Fig. 5.

Diphyllin inhibited virus replication of H6N1 avian influenza virus and dengue virus serotype 2. (A) MDCK cells were pretreated with diphyllin 1 h prior to strain A/Duck/Yilan/2904/99(H6N1) infection at an MOI of 0.1. Infected cells without diphyllin treatment were used as controls (black bars). After a 1-h period of infection, cells were washed, overlaid with fresh media containing the same concentrations of diphyllin as in previous step, and incubated for another 40 h. The cell culture supernatant was harvested for TCID₅₀ assay (left) and HA test (right), respectively. (B) A549 cells were treated with diphyllin using the same procedures as above, and the DENV2 was inoculated for infection (MOI = 0.01).
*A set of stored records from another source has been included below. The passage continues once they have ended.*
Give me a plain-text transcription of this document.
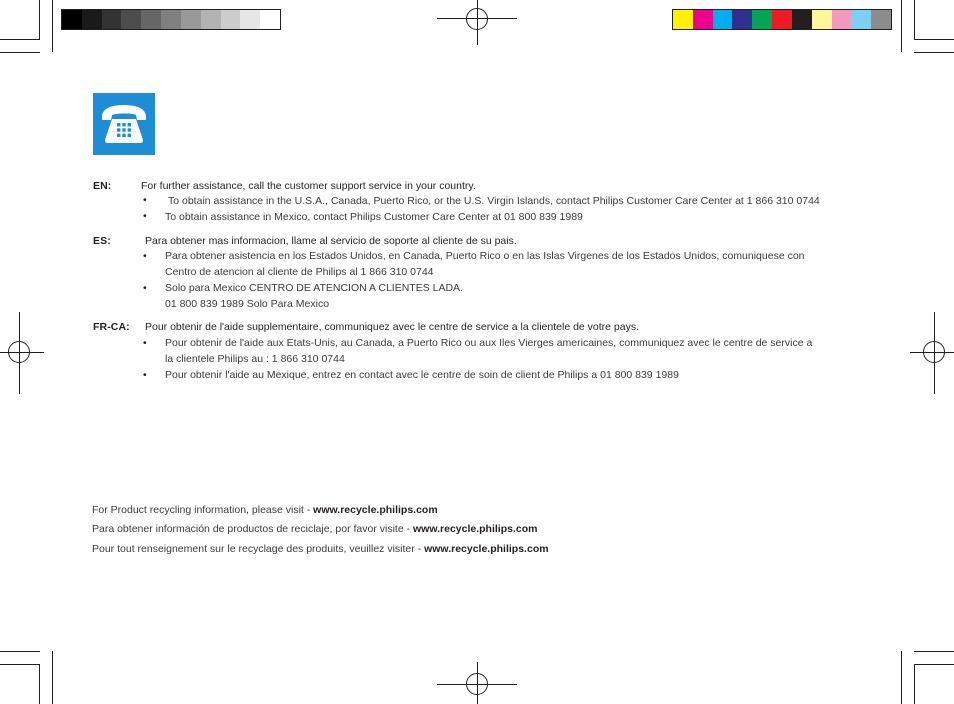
EN:	For further assistance, call the customer support service in your country.
• To obtain assistance in the U.S.A., Canada, Puerto Rico, or the U.S. Virgin Islands, contact Philips Customer Care Center at 1 866 310 0744
• To obtain assistance in Mexico, contact Philips Customer Care Center at 01 800 839 1989
ES:	Para obtener mas informacion, llame al servicio de soporte al cliente de su pais.
• Para obtener asistencia en los Estados Unidos, en Canada, Puerto Rico o en las Islas Virgenes de los Estados Unidos, comuniquese con
Centro de atencion al cliente de Philips al 1 866 310 0744
• Solo para Mexico CENTRO DE ATENCION A CLIENTES LADA.
01 800 839 1989 Solo Para Mexico
FR-CA: Pour obtenir de l'aide supplementaire, communiquez avec le centre de service a la clientele de votre pays.
• Pour obtenir de l'aide aux Etats-Unis, au Canada, a Puerto Rico ou aux Iles Vierges americaines, communiquez avec le centre de service a
la clientele Philips au : 1 866 310 0744
• Pour obtenir l'aide au Mexique, entrez en contact avec le centre de soin de client de Philips a 01 800 839 1989
For Product recycling information, please visit - www.recycle.philips.com
Para obtener información de productos de reciclaje, por favor visite - www.recycle.philips.com
Pour tout renseignement sur le recyclage des produits, veuillez visiter - www.recycle.philips.com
Twenty-four hours later, the culture supernatant and cells were harvested to determine the virus titers using plaque assay (left) and real-time quantitative RT-PCR (right), respectively. Values are mean ± SD from three replicates. Viral titers between each treated group and the untreated control group were compared by one-way ANOVA followed by Dunnett’s multiple comparisons test. (ns: non-significant, ^∗p < 0.05, ^∗∗p < 0.01, ^∗∗∗p < 0.001, ^∗∗∗∗p < 0.0001).